About the job
About Our Team
Join the Foundations Research team, where we tackle ambitious and innovative projects that could redefine the future of AI. Our mission is to enhance the science behind our training and scaling initiatives, focusing on pioneering frontier models. We are dedicated to advancing data utilization, scaling methodologies, optimization strategies, model architectures, and efficiency enhancements to accelerate our scientific breakthroughs.
About the Position
We are on the lookout for a dynamic technical research lead to spearhead our embeddings-focused retrieval initiatives. You will oversee a talented team of research scientists and engineers committed to developing foundational technologies that enable models to access and utilize the right information precisely when needed. This includes crafting innovative embedding training objectives, architecting scalable vector storage, and implementing adaptive indexing techniques.
This pivotal role will contribute to various OpenAI products and internal research initiatives, offering opportunities for scientific publication and significant technical influence.
This position is located in San Francisco, CA, where we embrace a hybrid work model, requiring three days in the office weekly, and we provide relocation assistance for new hires.
Your Responsibilities
Lead cutting-edge research on embedding models and retrieval systems optimized for grounding, relevance, and adaptive reasoning.
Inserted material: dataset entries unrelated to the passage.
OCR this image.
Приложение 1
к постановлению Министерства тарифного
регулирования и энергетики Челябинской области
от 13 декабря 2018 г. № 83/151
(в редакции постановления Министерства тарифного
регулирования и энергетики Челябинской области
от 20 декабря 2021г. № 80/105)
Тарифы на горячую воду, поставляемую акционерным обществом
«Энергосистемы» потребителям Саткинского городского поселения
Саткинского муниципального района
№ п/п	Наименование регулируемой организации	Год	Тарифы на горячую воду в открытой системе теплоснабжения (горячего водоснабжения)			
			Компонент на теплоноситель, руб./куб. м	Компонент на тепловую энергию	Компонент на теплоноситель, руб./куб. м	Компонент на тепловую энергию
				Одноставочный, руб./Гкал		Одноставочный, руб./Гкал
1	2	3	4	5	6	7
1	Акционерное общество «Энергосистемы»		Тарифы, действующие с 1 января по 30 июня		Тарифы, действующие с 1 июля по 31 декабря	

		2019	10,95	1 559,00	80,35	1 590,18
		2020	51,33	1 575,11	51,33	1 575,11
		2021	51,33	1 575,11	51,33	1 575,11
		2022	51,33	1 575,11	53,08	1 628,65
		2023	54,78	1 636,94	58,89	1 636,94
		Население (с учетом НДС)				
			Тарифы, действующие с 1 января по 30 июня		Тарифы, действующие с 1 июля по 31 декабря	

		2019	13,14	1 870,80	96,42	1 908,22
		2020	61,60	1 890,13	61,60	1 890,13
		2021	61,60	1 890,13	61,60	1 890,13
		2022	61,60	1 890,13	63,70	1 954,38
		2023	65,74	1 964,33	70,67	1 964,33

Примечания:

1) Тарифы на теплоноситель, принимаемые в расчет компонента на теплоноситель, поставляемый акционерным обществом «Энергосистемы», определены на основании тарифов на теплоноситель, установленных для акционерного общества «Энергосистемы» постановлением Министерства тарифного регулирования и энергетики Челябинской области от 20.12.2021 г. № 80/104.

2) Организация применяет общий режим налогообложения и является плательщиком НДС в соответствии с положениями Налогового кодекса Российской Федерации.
Supervise a team of researchers and engineers in building an end-to-end infrastructure for training, evaluating, and integrating embeddings into advanced models.
Drive advancements in dense, sparse, and hybrid representation techniques, metric learning, and retrieval systems.
Work collaboratively with Pretraining, Inference, and other Research teams to seamlessly integrate retrieval throughout the model lifecycle.
Contribute to OpenAI's ambitious vision of developing AI systems with robust memory and knowledge access capabilities rooted in learned representations.
You Will Excel in This Role If You Possess
A proven track record of leading high-performance teams of researchers or engineers within ML infrastructure or foundational research.
In-depth technical knowledge in representation learning, embedding models, or vector retrieval systems.
Familiarity with transformer-based large language models and their interaction with embedding spaces and objectives.
Research experience in areas such as contrastive learning and retrieval-augmented generation.